Nigel Farage is one of us.
And pretty much all the other politicians aren’t.
As for the EU, I was actually a europhile until the EU parliament voted for a European smoking ban in late 2009. I didn’t think it was any business of the EU to interfere in details of this sort. It was something that should have been left to the individual states, like in the USA. The EU smoking ban was in effect a federal smoking ban, and that’s something that the USA doesn’t have (although it probably will have one if the virulently antismoking Hillary Clinton ever gets elected president). Overnight, I started seeing the EU as a bullying superstate. And that’s the way I still see it today. And that’s why I voted for Brexit (and why I will always do so, however many times I’m asked to vote)
So immigration had nothing whatsoever to do with my personal Brexit vote, or my deep disenchantment with the entire political class in Britain (and Europe, and more or less everywhere else in the world). If immigration is more of an issue with me today than it used to be, it’s because I’m asking why it is that all these immigrants are being welcomed with open arms, while I myself have been made a pariah, an outsider (quite literally) in my own country.
People with patriotic political views are marked by their rejection of “freedom and responsibility”, the former first lady claimed, going on to characterise national conservatives as having “a psychological … yearning to be told what to do, and where to go, and how to live and have their press basically stifled and so be given one version of reality.”
While acknowledging that she lacked the ability to “fully understand” why right-wingers have been abandoning centrist politics, Clinton suggested they were attracted to “strength”, opining that there are not enough “awareness or reminders … about what that can lead to” currently in place.
She told The Guardian: “I think it’s as much psychological, maybe more than political, as to what people are yearning for. I mean, freedom is burdensome. It’s hard getting up and taking responsibility for yourself and trying to make all these decisions.”

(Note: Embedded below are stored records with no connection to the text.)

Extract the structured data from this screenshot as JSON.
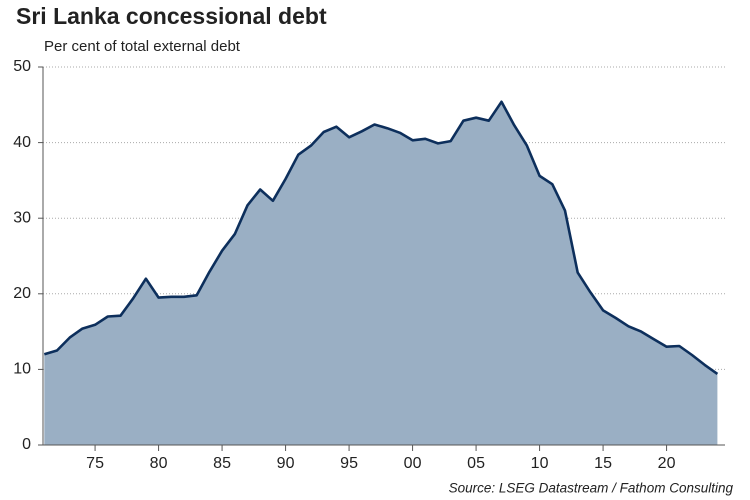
{
  "chart_data": {
    "type": "area",
    "title": "Sri Lanka concessional debt",
    "subtitle": "Per cent of total external debt",
    "source": "Source: LSEG Datastream / Fathom Consulting",
    "x": [
      1971,
      1972,
      1973,
      1974,
      1975,
      1976,
      1977,
      1978,
      1979,
      1980,
      1981,
      1982,
      1983,
      1984,
      1985,
      1986,
      1987,
      1988,
      1989,
      1990,
      1991,
      1992,
      1993,
      1994,
      1995,
      1996,
      1997,
      1998,
      1999,
      2000,
      2001,
      2002,
      2003,
      2004,
      2005,
      2006,
      2007,
      2008,
      2009,
      2010,
      2011,
      2012,
      2013,
      2014,
      2015,
      2016,
      2017,
      2018,
      2019,
      2020,
      2021,
      2022,
      2023,
      2024
    ],
    "values": [
      12.0,
      12.5,
      14.2,
      15.4,
      15.9,
      17.0,
      17.1,
      19.4,
      22.0,
      19.5,
      19.6,
      19.6,
      19.8,
      22.9,
      25.7,
      27.9,
      31.7,
      33.8,
      32.3,
      35.2,
      38.4,
      39.6,
      41.4,
      42.1,
      40.7,
      41.5,
      42.4,
      41.9,
      41.3,
      40.3,
      40.5,
      39.9,
      40.2,
      42.9,
      43.3,
      42.9,
      45.4,
      42.3,
      39.6,
      35.6,
      34.5,
      31.0,
      22.8,
      20.2,
      17.8,
      16.8,
      15.7,
      15.0,
      14.0,
      13.0,
      13.1,
      11.9,
      10.6,
      9.4
    ],
    "color": "#9aafc4",
    "line_color": "#0d2f5c",
    "xlim": [
      1970.9,
      2024.6
    ],
    "xticks": [
      {
        "value": 1975,
        "label": "75"
      },
      {
        "value": 1980,
        "label": "80"
      },
      {
        "value": 1985,
        "label": "85"
      },
      {
        "value": 1990,
        "label": "90"
      },
      {
        "value": 1995,
        "label": "95"
      },
      {
        "value": 2000,
        "label": "00"
      },
      {
        "value": 2005,
        "label": "05"
      },
      {
        "value": 2010,
        "label": "10"
      },
      {
        "value": 2015,
        "label": "15"
      },
      {
        "value": 2020,
        "label": "20"
      }
    ],
    "ylim": [
      0,
      50
    ],
    "yticks": [
      0,
      10,
      20,
      30,
      40,
      50
    ],
    "grid": true
  }
}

Maybe it’s because I’m not really a conservative, but I don’t have “a psychological … yearning to be told what to do, and where to go, and how to live and have their press basically stifled and so be given one version of reality.” Quite the opposite. That’s why I hate the smoking ban, because that’s telling me what to do (stop smoking), where to go (outside until I stop smoking), and how to live (a non-smoking life).
And in fact, isn’t it the left who want the state to take care of everybody, and tell them what to do, using a mainstream media to give them one version of reality?
And I don’t think of Hillary Clinton as any sort of guardian of freedom. Quite the opposite. As I say, if she ever gets to be the US president, she’ll probably enact a federal smoking ban across the whole of the USA. That is to say that she would take away freedom.
She is very definitely not one of us.
The former New York senator was one of three “centrist heavyweights” The Guardian asked to weigh in on “the global rise of right-wing populism, and what can be done to stop it”, along with ex-UK prime minister and ‘New Labour’ architect Tony Blair, and the globalist former leader of Italy, Matteo Renzi.
I can’t stand Tony Blair either. Why? Iraq? Nope. I can’t stand him because he was the UK Prime Minister who introduced the UK smoking ban.
My politics is almost completely defined, not by immigration or the EU or anything like that, but by smoking bans. And I wouldn’t be at all surprised if there are a great many people all over the world who feel the exact same way that I do.